Vamos abrir os bares, deixar o gado entrar, trancar e jogar fora a chave
O amigo gringo nos levou a uma típica espelunca gringa, o boteco da esquina mais próxima da casa dele, em São Francisco. Chamava-se The Summer Place, “O Lugar Veranil”. Melhor, chama-se: ele ainda está lá, na Bush com a Mason, bairro de Nob Hill.
O ambiente do Summer Place não poderia ser mais decadente. Sem janelas, escuro, com mobília barata, uma jukebox no fundo do salão e o balcão do barman –tiozão com cara de poucos amigos que enxugava copos, mas nunca os lavava.
Para beber, cerveja quase fria, doses e coquetéis pouco elaborados. Para comer, amendoim, batata chips e pretzels. Tudo direto do saquinho.
Ou seja, adorável.
O que parecia destoar no Summer Place era a fumaça. Os clientes, poucos e borocoxôs, tragavam Marlboros como se estivessem no banheiro de casa.
A polícia de São Francisco precisava saber daquilo!

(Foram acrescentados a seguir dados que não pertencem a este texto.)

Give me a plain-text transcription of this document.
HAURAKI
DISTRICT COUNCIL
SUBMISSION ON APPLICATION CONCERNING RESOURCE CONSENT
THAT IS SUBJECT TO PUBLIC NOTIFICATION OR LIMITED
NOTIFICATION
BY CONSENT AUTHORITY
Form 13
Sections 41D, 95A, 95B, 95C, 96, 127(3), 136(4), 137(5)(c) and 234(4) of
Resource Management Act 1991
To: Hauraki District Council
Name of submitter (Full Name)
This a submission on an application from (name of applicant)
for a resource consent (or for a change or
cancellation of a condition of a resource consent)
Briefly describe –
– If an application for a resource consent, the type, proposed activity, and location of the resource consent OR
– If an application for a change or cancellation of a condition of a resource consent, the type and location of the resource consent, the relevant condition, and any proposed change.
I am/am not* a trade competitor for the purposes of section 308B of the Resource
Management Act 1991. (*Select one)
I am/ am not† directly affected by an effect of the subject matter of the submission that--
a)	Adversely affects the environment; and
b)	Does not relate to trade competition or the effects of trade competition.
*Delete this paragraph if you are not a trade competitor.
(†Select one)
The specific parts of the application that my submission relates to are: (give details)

A Califórnia, berço do politicamente correto, foi pioneira no banimento do cigarro em espaços públicos. Na noite anterior, o amigo gringo nos levara a um bar todo trendy, em que os fumantes tinham um aquário para si –um cercado de paredes de vidro, com porta independente para a rua.
Como aqueles Bukowskis de meia-pataca podiam baforar livremente no Summer Place? O amigo gringo, para meu espanto, não demonstrava espanto algum com a situação.
Ele explicou: podia-se fumar no Summer Place porque assim o dono decidira. E os funcionários, cáspite? Não os havia. O velhote trabalhava sem ajuda, donde o cardápio conciso e o banheiro calamitoso.
O cigarro era liberado no Summer Place porque todos os fumantes, ativos e passivos, inalavam alcatrão por iniciativa própria. Assim ditava a lei local.
O episódio ilustra a noção que os norte-americanos, na sua melhor versão, têm de liberdade: você pode fazer o que der na veneta, desde que não prejudique terceiros.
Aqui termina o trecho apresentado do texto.